Today was sort of a whirlwind in my breast cancer world.  A faculty member in my department, someone I actually know and have a friendly relationship with, has been diagnosed with breast cancer.  She is having a mastectomy on Tuesday.  There are 51 full-time faculty members in my department.  Now two of them have been diagnosed with breast cancer in the span of three months.  Not to make light of the situation, but I feel like it’s contagious.

But then again, so is karma.  While I was out, two faculty members took over my three courses with only four days notice.  So, I have offered to take over my colleague’s course and will be teaching it for the rest of the semester – only four more weeks.  Many people went out of their way for me while I was out and without really even knowing me – I have only been teaching at this school since August.  The least I can do is pay back the favor.  It’s good karma.

Today I also read that Joanna Rudnick has been diagnosed with breast cancer and is scheduled for a mastectomy sometime in the near future.  I don’t know Joanna personally.  Many people in the BRCA community have probably seen her documentary, In the Family, which has helped to bring a lot of people to FORCE.  If you haven’t seen it, you really should (and right now it’s screening free on the PBS website in order to raise awareness for the upcoming Supreme Court debate about gene patenting).  When Joanna was beginning her documentary several years ago and looking for BRCA stories, she and I exchanged a few emails; I went back into my gmail and realized that I had saved them.  At the time, we were both single.  I was a grad student and didn’t have good enough insurance to have prophylactic surgery – not to mention, I wasn’t even ready to do it and back in 2006, it was completely taboo – I didn’t even tell my doctor about it because I was told my insurance could actually drop me because of my genetic status.  Anyway, somehow the conversation petered out and we never did meet to talk about her project.

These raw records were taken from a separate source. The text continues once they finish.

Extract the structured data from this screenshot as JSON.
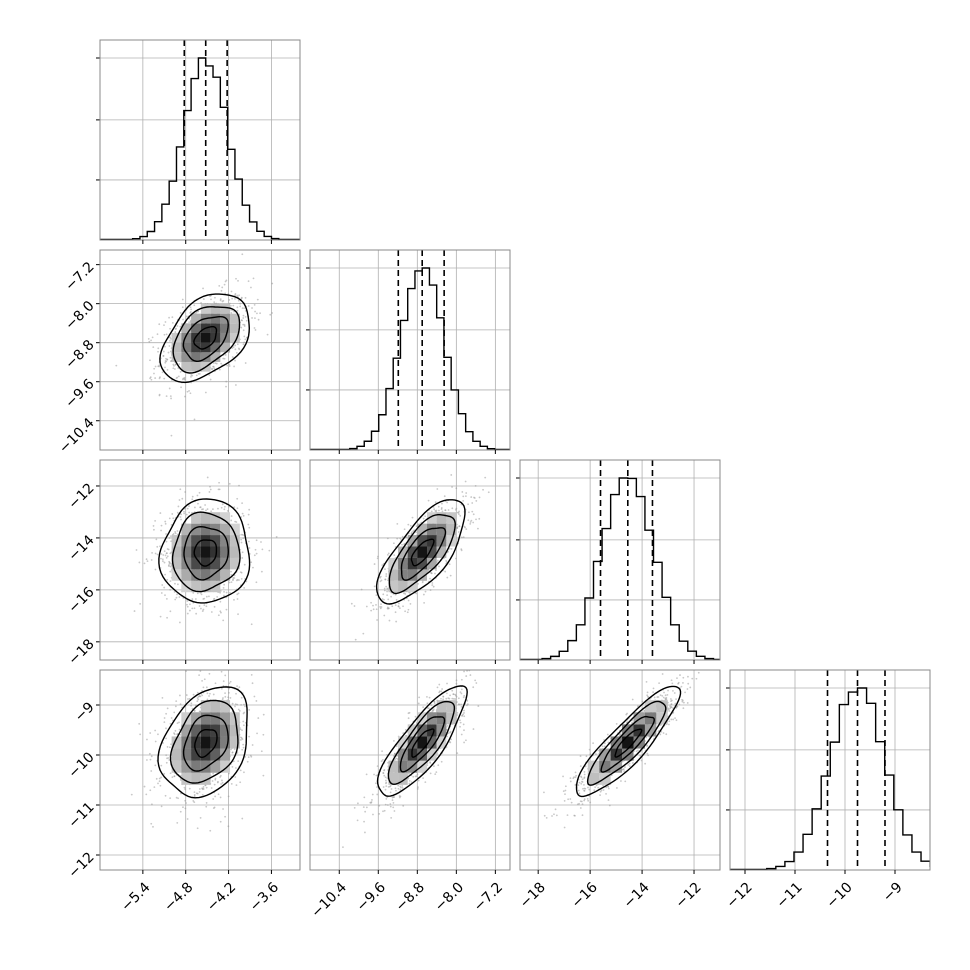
{
  "chart_data": {
    "type": "corner",
    "grid": true,
    "parameters": [
      {
        "name": "",
        "range": [
          -6.0,
          -3.2
        ],
        "ticks": [
          -5.4,
          -4.8,
          -4.2,
          -3.6
        ],
        "tick_labels": [
          "−5.4",
          "−4.8",
          "−4.2",
          "−3.6"
        ],
        "mean": -4.52,
        "std": 0.31,
        "quantiles": [
          -4.82,
          -4.52,
          -4.22
        ]
      },
      {
        "name": "",
        "range": [
          -11.0,
          -6.9
        ],
        "ticks": [
          -10.4,
          -9.6,
          -8.8,
          -8.0,
          -7.2
        ],
        "tick_labels": [
          "−10.4",
          "−9.6",
          "−8.8",
          "−8.0",
          "−7.2"
        ],
        "mean": -8.7,
        "std": 0.45,
        "quantiles": [
          -9.19,
          -8.7,
          -8.25
        ]
      },
      {
        "name": "",
        "range": [
          -18.7,
          -11.0
        ],
        "ticks": [
          -18,
          -16,
          -14,
          -12
        ],
        "tick_labels": [
          "−18",
          "−16",
          "−14",
          "−12"
        ],
        "mean": -14.55,
        "std": 1.0,
        "quantiles": [
          -15.6,
          -14.55,
          -13.6
        ]
      },
      {
        "name": "",
        "range": [
          -12.3,
          -8.3
        ],
        "ticks": [
          -12,
          -11,
          -10,
          -9
        ],
        "tick_labels": [
          "−12",
          "−11",
          "−10",
          "−9"
        ],
        "mean": -9.75,
        "std": 0.55,
        "quantiles": [
          -10.35,
          -9.75,
          -9.2
        ]
      }
    ],
    "correlations": [
      [
        1.0,
        0.42,
        0.05,
        0.3
      ],
      [
        0.42,
        1.0,
        0.72,
        0.82
      ],
      [
        0.05,
        0.72,
        1.0,
        0.88
      ],
      [
        0.3,
        0.82,
        0.88,
        1.0
      ]
    ],
    "histogram_bins": 20,
    "contour_levels": [
      0.5,
      1.0,
      1.5,
      2.0
    ],
    "colors": {
      "points": "#9a9a9a",
      "line": "#000000",
      "grid": "#b0b0b0",
      "frame": "#888888"
    }
  }
}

I obviously read a lot of BRCA blogs, so I know a lot of BRCA stories.  But I was sort of surprised when I read just this brief bit of Joanna’s story:

She was breastfeeding her second daughter when she found her breast cancer, less than a week after a move to the Bay Area with appointments pending for prophylactic surgeries.

I couldn’t help but read into this a bit: like me, Joanna put off prophylactic surgery because she wanted to get married and have a child, or at least explore those possibilities before amputating her breasts.  And, like me, once she was ready to go for the surgeries, it was too late – the cancer got to her first.  Because the story says she is currently in treatment, I’m assuming her cancer was more advanced than mine.

I emailed Joanna.  I’m sure she thinks I’m some nut job and she probably receives hundreds of emails a day from anyone and everyone with a BRCA gene, but I just had to because of how similar our stories seemed.  I suppose I was a bit worried (and I acknowledge that this is very very presumptuous) that like me, Joanna might be really angry with herself for waiting too long.  Of course, like me, she might also feel that it was worth it in order to get the husband and children she clearly wanted and to have the opportunity to breastfeed those children.

I don’t expect to hear back from Joanna – she’s basically a celebrity of sorts!  And maybe it was wrong of me to email her, especially as she’s undergoing cancer treatment.  But again, it did feel like some kind of karma that I had saved those emails, and  maybe now she knows there are people out there whose stories are even closer to hers than she probably thought.